Sorry if this has been covered before, but what world happen if two black holes collided? Would we be able to observe the collision? Recommended links for further reading. Thank you.

I've answered a similar question here, but it's slightly different so I'll add a bit to it. We expect this to happen, but haven't actually observed it yet. A big reason is that all of our instruments are built to study electromagnetic waves (light). The problem is that black holes, by definition, don't allow light to escape, so that two black holes merging will have very little EM signature. It won't quite be zero, since there's bound to be some gas and dust in the vicinity, but too small for us to notice, especially given that this should happen rarely enough that we can only expect to see it in other galaxies during our lifetimes.

However, two black holes merging should be extremely loud in gravitational waves, which propagate at the speed of light and distort space-time as they move through. GWs are weak (gravity is by far the weakest of the 4 fundamental forces of strong, weak, EM, and gravity), so in order to detect them, we need extremely sensitive instruments. This is about where the other comment I linked to picks up.

However, two black holes merging should be extremely loud in gravitational waves, which propagate at the speed of light and distort space-time as they move through.

It's worth pointing out that, as I understand it, gravitational waves are still purely somewhat theoretical. edit: strong theoretical prediction with strong indirect evidence for their existence, just not yet directly observed We (generally speaking) expect them to exist, but we haven't gotten the instrumentation up and running yet capable of detecting them. There have been some large, space-based interferometers planned and others built, meant to detect gravitational waves, but so far they have eluded detection. However, this isn't problematic for theories depending on gravitational waves yet, because we haven't yet set up an instrument sensitive enough to conclusively expect to detect them.
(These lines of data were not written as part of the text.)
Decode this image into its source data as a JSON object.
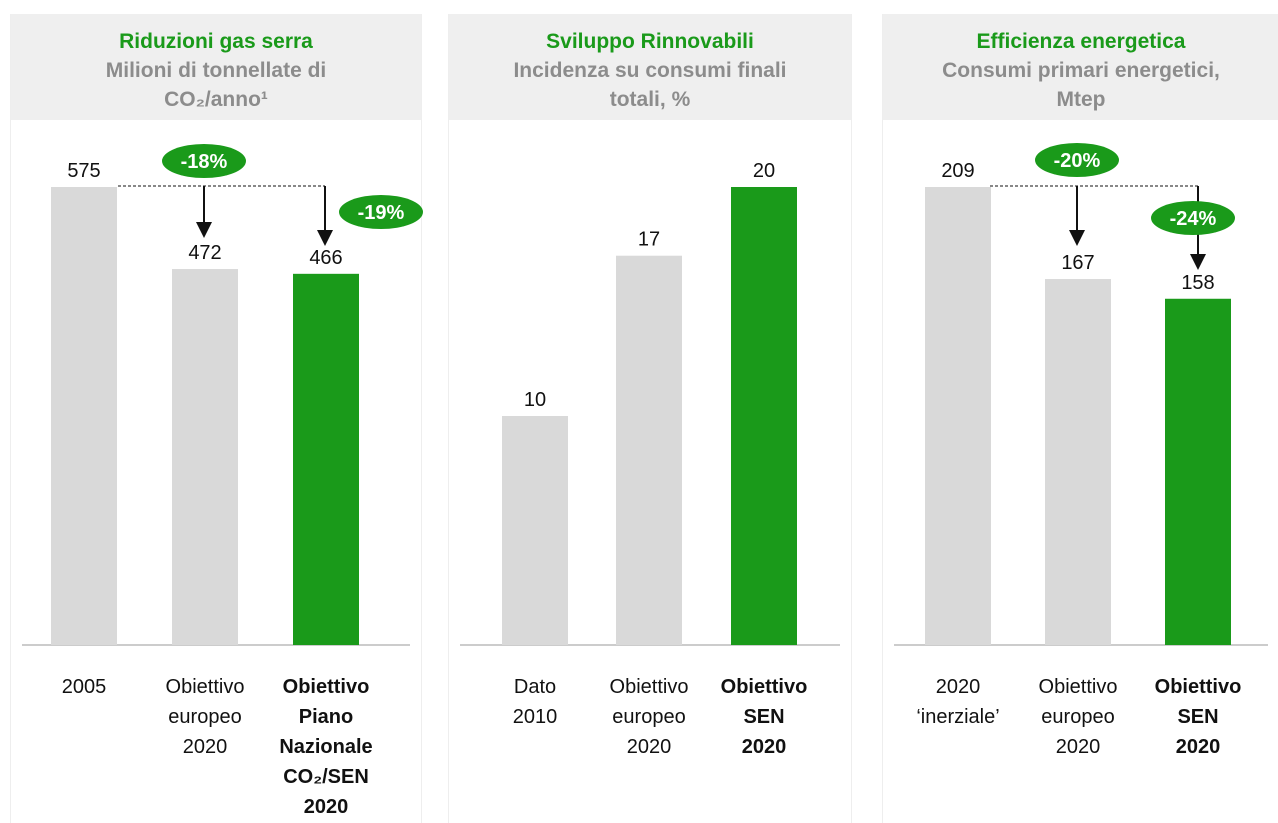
{
  "chart_data": [
    {
      "type": "bar",
      "title": "Riduzioni gas serra",
      "subtitle": "Milioni di tonnellate di\nCO₂/anno¹",
      "categories": [
        "2005",
        "Obiettivo\neuropeo\n2020",
        "Obiettivo\nPiano\nNazionale\nCO₂/SEN\n2020"
      ],
      "values": [
        575,
        472,
        466
      ],
      "colors": [
        "#d9d9d9",
        "#d9d9d9",
        "#1a9a1a"
      ],
      "ylim": [
        0,
        575
      ],
      "annotations": [
        "-18%",
        "-19%"
      ]
    },
    {
      "type": "bar",
      "title": "Sviluppo Rinnovabili",
      "subtitle": "Incidenza su consumi finali\ntotali, %",
      "categories": [
        "Dato\n2010",
        "Obiettivo\neuropeo\n2020",
        "Obiettivo\nSEN\n2020"
      ],
      "values": [
        10,
        17,
        20
      ],
      "colors": [
        "#d9d9d9",
        "#d9d9d9",
        "#1a9a1a"
      ],
      "ylim": [
        0,
        20
      ],
      "annotations": []
    },
    {
      "type": "bar",
      "title": "Efficienza energetica",
      "subtitle": "Consumi primari energetici,\nMtep",
      "categories": [
        "2020\n‘inerziale’",
        "Obiettivo\neuropeo\n2020",
        "Obiettivo\nSEN\n2020"
      ],
      "values": [
        209,
        167,
        158
      ],
      "colors": [
        "#d9d9d9",
        "#d9d9d9",
        "#1a9a1a"
      ],
      "ylim": [
        0,
        209
      ],
      "annotations": [
        "-20%",
        "-24%"
      ]
    }
  ]
}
I believe that the current state of trying to detect gravitational waves puts them at "perhaps slightly on the weaker/smaller side of the range we expected to find them in".

I think it's fair to say that, realistically, we generally expect we will find them, and if they're significantly outside of the range we expect to see them (ie much smaller or less significant in impact), that is probably an avenue for interesting new physics - even more so if we don't see them at all.